EUR/USD extends the upside momentum to new multi-month peaks north of the 1.0500 barrier on Thursday.
EUR/USD looks strong and extends the recent brewakout of the key 200-day SMA as well as the 10-month resistance line, opening the door at the same time to the continuation of the uptrend, at least in the near term.
The renewed and pronounced selling pressure in the greenback lent further wings to the rebound in spot so far, all after Chief Powell reinforced the idea that the Fed could slow the pace of the upcoming interest rate hikes in the next months at his speech on Wednesday.
Following the above, the probability of a half-point rate raise at the Fed’s 14 December meeting is now at almost 80% according to CME Group’s FedWatch Tool.
Earlier in the euro area, German Retail Sales contracted 2.8% MoM in October and 5.0% over the last twelve months, while the final Manufacturing PMI rose to 46.2 in November (from 45.1). In the broader Euroland, the Unemployment Rate improved to 6.5% in October, while the final Manufacturing PMI also advanced to 47.1 (from 46.4).
In the US, the headline PCE rose 6.0% YoY in October and 5.0% when comes to the Core PCE. In addition, weekly Claims rose by 225K in the week to November 26 and Personal Income and Personal Spending expanded at a monthly 0.7% and 0.8%, respectively, in October.
Later in the session, the US ISM Manufacturing is expected to grab all the attention ahead of speeches by Fed’s Logan, Bowman and Barr.
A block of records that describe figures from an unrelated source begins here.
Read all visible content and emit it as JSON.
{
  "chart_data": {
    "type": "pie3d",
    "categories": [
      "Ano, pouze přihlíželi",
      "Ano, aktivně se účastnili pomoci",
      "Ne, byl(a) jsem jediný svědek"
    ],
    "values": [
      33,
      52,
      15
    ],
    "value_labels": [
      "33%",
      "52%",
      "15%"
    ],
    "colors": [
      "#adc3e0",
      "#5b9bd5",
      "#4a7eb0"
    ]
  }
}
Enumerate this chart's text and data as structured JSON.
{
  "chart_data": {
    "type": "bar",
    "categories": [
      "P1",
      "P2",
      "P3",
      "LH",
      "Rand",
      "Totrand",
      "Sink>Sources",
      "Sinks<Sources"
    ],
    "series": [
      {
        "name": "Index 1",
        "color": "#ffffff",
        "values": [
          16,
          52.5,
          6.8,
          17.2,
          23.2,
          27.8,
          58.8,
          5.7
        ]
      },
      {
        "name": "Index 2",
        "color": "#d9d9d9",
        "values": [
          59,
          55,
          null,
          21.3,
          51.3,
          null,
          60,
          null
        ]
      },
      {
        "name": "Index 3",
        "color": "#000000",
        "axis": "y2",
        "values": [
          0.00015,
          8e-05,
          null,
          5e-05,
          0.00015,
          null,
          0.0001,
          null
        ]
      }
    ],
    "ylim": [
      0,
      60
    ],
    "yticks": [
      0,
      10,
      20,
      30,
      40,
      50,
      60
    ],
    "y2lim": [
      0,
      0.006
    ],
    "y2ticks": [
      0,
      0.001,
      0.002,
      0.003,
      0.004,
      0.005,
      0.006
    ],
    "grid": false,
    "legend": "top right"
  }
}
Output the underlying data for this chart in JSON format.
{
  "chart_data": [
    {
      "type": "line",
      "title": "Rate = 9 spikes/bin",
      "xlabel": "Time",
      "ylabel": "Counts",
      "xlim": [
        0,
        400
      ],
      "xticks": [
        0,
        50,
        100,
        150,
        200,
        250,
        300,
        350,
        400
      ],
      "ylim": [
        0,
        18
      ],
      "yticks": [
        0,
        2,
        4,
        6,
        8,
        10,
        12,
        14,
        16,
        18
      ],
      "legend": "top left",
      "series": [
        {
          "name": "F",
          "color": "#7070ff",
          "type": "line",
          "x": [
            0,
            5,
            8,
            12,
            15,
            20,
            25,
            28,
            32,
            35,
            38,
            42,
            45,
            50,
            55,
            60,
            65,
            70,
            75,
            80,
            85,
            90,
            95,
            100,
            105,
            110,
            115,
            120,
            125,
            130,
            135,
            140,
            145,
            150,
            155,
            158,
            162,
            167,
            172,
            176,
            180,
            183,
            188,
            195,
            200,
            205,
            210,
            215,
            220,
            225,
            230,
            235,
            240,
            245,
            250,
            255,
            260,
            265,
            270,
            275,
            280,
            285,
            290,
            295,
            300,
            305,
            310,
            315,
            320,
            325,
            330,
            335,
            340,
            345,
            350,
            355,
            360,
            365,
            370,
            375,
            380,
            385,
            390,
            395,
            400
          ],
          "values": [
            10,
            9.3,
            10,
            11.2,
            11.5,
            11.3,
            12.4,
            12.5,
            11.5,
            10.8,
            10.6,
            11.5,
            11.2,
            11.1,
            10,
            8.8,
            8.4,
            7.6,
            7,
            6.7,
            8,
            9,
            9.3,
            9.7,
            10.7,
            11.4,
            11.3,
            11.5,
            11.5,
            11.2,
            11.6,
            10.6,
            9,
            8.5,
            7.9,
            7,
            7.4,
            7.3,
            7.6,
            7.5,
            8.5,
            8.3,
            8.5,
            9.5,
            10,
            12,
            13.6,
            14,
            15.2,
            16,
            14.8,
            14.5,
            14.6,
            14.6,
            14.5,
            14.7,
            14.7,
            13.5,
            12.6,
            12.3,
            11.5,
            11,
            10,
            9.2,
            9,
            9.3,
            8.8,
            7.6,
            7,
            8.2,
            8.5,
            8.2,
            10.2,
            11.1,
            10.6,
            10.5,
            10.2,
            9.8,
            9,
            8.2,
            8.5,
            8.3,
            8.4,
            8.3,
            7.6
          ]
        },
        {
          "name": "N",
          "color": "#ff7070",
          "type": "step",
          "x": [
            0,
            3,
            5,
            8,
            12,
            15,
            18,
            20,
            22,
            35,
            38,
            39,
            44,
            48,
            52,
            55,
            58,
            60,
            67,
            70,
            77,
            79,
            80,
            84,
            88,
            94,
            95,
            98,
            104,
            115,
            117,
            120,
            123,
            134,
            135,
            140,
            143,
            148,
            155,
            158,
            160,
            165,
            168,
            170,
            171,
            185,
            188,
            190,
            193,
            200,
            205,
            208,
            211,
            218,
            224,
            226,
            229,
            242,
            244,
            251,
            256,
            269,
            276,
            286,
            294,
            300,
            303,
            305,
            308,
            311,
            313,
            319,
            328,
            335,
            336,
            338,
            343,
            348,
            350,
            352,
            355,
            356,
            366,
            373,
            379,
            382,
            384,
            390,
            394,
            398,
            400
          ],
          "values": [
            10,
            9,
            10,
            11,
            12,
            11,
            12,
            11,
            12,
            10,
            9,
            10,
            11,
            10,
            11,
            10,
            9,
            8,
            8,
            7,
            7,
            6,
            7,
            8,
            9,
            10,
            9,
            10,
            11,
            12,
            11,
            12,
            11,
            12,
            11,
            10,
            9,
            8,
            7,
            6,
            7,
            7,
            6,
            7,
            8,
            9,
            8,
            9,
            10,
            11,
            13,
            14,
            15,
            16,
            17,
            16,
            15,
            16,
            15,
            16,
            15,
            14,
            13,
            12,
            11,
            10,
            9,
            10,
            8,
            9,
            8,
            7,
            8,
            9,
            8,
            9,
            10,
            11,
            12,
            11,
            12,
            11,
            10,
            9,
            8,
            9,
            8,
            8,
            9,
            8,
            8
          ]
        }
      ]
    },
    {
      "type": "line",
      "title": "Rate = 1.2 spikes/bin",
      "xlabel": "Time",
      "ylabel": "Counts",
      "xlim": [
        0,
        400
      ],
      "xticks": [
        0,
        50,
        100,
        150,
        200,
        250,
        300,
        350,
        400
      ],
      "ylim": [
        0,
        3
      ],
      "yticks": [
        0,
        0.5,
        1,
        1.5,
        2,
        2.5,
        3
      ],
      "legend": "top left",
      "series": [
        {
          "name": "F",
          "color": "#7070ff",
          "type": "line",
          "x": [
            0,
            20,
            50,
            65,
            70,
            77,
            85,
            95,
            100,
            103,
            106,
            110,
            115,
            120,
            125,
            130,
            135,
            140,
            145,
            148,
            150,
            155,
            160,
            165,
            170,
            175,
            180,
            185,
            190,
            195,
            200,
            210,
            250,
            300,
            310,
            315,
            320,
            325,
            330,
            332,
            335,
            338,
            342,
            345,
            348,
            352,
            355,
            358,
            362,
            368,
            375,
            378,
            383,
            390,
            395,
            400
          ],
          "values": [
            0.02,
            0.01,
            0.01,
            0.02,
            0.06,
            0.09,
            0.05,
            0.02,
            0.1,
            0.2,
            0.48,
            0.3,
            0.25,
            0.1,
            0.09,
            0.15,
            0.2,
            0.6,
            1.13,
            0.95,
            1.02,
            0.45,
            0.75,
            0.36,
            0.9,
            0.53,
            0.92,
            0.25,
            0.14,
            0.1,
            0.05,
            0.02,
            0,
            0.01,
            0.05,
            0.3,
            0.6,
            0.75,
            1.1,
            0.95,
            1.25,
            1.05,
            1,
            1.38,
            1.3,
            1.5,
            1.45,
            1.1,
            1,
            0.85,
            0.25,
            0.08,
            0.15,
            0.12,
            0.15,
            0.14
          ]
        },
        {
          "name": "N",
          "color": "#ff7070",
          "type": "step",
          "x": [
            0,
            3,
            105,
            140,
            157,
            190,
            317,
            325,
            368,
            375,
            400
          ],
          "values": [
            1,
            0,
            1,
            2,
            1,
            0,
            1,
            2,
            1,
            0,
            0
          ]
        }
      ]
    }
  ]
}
EUR/USD sees its upside bias renewed on Thursday in response to the continuation of the downside bias in the dollar.
In the meantime, the European currency is expected to closely follow dollar dynamics, the impact of the energy crisis on the region and the Fed-ECB divergence. In addition, markets repricing of a potential pivot in the Fed’s policy remains the exclusive driver of the pair’s price action for the time being.
Back to the euro area, the increasing speculation of a potential recession in the bloc emerges as an important domestic headwind facing the euro in the short-term horizon.
Key events in the euro area this week: Germany Retail Sales, ECB General Council Meeting, Germany/EMU Final Manufacturing PMI, EMU Unemployment Rate (Thursday) - ECB Lagarde, Germany Balance of Trade (Friday).
Eminent issues on the back boiler: Continuation of the ECB hiking cycle vs. increasing recession risks. Impact of the war in Ukraine and the persistent energy crunch on the region’s growth prospects and inflation outlook. Risks of inflation becoming entrenched.
So far, the pair is gaining 0.95% at 1.0505 and faces the next up barrier at 1.0513 (weekly high December 1) ahead of 1.0614 (weekly high June 27) and finally 1.0773 (monthly high June 9). On the flip side, a breach of 1.0330 (weekly low November 28) would target 1.0222 (weekly low November 21) en route to 1.0042 (100-day SMA).